Représentante de l’appelante: Caitlin Galvao

Interprète (hindi) : Harinderjeet Goel

Personne de soutien : B. B. (époux de l’appelante)

Introduction

[1] La demande de prestations d’invalidité présentée par l’appelante en vertu du Régime de pensions du Canada (RPC) a été estampillée par l’intimé le 5 décembre 2014. L’intimé a rejeté cette demande initialement et après révision. L’appelante a interjeté appel de la décision issue de la révision devant le Tribunal de la sécurité sociale (Tribunal) le 26 octobre 2015.

[2] L’appelante avait 51 ans en décembre 2016, c’est-à-dire à la date de fin de sa période minimale d’admissibilité (PMA). Elle a une 10e année, et a travaillé pendant environ 28 ans, plus récemment à titre d’assembleuse dans une usine. Elle s’est blessée lors d’un accident survenu au travail en juin 2008, et a par la suite été en réadaptation tout en travaillant avec des tâches modifiées. Elle a quitté son emploi le 25 octobre 2013, car son employeur n’avait pas d’emploi avec tâches adaptées à lui offrir. Ses problèmes médicaux principaux étaient de la douleur chronique dans ses épaules et son genou, de la douleur au bas du dos, des crises de panique et de l’anxiété (GD2- 100).

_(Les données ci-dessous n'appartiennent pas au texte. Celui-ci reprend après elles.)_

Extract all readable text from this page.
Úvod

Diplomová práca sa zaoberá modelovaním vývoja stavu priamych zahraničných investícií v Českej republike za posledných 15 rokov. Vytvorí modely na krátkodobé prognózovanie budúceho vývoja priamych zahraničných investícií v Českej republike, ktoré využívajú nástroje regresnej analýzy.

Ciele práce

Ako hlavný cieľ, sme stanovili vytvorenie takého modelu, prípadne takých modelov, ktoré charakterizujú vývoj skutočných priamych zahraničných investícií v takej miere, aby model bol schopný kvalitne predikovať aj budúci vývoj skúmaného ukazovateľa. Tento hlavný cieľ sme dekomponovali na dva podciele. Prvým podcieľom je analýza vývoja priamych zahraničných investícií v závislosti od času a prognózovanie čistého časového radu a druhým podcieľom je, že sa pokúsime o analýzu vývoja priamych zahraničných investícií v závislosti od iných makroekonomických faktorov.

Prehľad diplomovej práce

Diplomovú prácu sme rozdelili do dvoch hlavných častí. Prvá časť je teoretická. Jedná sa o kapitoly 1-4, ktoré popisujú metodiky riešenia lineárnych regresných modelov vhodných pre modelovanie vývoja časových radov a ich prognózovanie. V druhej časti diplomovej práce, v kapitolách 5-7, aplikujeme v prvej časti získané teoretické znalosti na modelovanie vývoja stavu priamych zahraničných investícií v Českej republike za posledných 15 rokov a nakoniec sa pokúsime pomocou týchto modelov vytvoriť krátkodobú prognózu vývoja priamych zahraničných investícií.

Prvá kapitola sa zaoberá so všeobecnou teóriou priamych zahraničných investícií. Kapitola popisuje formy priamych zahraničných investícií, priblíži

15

[3] L’audience de cet appel a été tenue par comparution pour les raisons suivantes :

  • Plus d’une partie devait assister à l’audience;
  • Ce mode d’audience est celui qui permet le mieux à plusieurs personnes de participer;
  • Les questions en appel sont complexes;
  • Ce mode d’audience est conforme à l’exigence du Règlement sur le Tribunal de la sécurité sociale selon laquelle l’instance doit se dérouler de la manière la plus informelle et expéditive que les circonstances, l’équité et la justice naturelle permettent.

Droit applicable

[4] L’alinéa 44(1)b) du RPC énonce les conditions d’admissibilité à une pension d’invalidité du RPC. Une pension d’invalidité doit être payée à un cotisant qui :

  1. a) n’a pas atteint l’âge de 65 ans;
  2. b) ne reçoit pas une pension de retraite du RPC;
  3. c) est invalide;
  4. d) a versé des cotisations valides au RPC pendant au moins la PMA.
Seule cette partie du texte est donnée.